Methods of Application

RF ablation can be performed during conventional open surgery, at laparoscopy, or as an image-guided percutaneous technique. Small-gauge RF probes and the inherent cautery associated with heat-based ablation decreases the likelihood of significant postprocedure hemorrhage. Applying the knowledge acquired during the development of hepatic ablation technology should speed the growth of renal RF ablation and ablation in general as an image-guided, percutaneous technique. Surgical or laparoscopic techniques should be reserved for cases with confounding variables that would make a percutaneous approach difficult or risky.

Results

The treatment of RCC with ablative techniques is a rapidly evolving, relatively young field, and as a result, only short-term outcome data are available. The data to this point are extremely promising with excellent primary and secondary local control and an exceptional safety profile (Table 1). However, because of the indolent course of many small RCCs, several more years of follow-up will be required to provide data that can be meaningfully compared with the results of radical and partial nephrectomy. Interpretation of the data, particularly when it comes to evaluating the limitations of ablation, is also confounded by the rapid improvements in the technology and techniques of ablation. Because of these improvements, the indications have been rapidly expanding and will continue to do so. Tumors that were considered unapproachable by ablation several years ago are now routinely treated in clinical practice. Also, as with many developing therapies, many of the patients included in clinical trials are poor candidates for traditional treatments and often have significant comorbidities. This may bias survival data to some extent.

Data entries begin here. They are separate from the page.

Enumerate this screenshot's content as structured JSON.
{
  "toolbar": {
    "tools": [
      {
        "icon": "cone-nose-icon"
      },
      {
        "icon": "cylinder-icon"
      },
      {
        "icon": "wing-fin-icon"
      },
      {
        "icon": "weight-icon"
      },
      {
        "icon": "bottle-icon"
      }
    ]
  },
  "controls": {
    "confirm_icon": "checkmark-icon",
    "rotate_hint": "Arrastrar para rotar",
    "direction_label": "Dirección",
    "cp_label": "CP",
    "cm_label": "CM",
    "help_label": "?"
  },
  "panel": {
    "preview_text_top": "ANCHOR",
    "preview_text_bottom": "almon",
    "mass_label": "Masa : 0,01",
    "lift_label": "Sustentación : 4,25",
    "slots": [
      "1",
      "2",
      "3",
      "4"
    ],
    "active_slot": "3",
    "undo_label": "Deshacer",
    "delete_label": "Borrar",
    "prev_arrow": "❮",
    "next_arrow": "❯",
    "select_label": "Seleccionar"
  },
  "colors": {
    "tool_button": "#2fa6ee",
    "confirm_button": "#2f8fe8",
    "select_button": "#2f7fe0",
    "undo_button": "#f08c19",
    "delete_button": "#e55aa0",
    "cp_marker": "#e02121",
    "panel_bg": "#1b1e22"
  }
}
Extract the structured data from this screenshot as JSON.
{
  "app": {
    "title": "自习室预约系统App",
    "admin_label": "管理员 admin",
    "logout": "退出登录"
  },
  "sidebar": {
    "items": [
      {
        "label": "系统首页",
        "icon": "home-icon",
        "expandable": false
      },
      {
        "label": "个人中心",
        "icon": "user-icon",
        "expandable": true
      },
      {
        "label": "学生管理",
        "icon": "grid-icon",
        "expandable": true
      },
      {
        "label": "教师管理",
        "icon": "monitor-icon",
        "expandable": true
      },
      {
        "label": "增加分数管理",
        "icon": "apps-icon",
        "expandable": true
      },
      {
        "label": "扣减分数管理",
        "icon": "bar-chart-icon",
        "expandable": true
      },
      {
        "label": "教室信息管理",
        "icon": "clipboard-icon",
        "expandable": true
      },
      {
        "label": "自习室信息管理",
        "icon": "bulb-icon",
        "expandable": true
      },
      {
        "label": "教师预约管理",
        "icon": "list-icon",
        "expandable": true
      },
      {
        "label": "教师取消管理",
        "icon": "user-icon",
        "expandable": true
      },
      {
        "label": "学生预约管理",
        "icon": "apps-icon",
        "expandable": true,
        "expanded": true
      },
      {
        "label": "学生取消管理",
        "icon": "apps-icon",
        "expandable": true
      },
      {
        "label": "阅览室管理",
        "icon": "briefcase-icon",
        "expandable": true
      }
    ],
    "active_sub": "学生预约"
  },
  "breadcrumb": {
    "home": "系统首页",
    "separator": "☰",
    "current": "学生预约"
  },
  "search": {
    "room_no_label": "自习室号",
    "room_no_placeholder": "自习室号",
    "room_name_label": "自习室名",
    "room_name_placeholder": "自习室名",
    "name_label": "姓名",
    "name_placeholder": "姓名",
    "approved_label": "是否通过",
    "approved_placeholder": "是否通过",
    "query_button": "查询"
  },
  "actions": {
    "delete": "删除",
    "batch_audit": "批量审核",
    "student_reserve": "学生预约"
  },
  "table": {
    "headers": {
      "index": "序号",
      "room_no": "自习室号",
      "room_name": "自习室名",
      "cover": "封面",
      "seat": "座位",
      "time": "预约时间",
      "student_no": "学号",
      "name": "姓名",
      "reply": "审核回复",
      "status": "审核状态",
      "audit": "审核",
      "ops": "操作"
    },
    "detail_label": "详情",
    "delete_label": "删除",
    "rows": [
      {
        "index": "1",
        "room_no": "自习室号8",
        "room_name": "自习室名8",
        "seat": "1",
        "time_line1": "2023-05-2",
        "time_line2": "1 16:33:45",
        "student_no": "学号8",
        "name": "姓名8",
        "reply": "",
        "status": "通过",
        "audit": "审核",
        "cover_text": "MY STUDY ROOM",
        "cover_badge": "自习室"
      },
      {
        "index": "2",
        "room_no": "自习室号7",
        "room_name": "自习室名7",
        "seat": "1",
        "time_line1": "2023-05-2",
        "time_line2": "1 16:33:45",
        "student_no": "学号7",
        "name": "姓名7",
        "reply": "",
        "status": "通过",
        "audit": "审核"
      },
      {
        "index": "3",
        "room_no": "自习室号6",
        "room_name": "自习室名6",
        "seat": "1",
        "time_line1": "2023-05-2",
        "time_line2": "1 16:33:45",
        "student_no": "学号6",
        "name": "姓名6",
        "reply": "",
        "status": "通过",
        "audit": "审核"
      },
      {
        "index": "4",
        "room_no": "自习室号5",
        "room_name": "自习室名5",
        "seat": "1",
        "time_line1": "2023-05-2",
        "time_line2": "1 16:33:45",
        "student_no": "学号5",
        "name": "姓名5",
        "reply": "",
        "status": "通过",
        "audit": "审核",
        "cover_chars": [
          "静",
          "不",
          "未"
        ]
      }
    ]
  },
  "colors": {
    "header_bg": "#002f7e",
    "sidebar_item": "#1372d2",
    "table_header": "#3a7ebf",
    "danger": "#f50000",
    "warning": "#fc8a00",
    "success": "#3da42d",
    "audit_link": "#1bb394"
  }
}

Overall, the treatment of small (<3 cm) parenchymal tumors and frankly exo-phytic tumors has been very successful with minimal side effects and excellent local control. The ablation of larger (particularly >5 cm) or central tumors has been more difficult with a higher local recurrence and incomplete treatment rate (15-18). This led to at least one additional ablation session for approximately 25% of the central tumors (15). Results should continue to improve during the next several years as patient selection, RF technology, and the experience of practitioners progresses.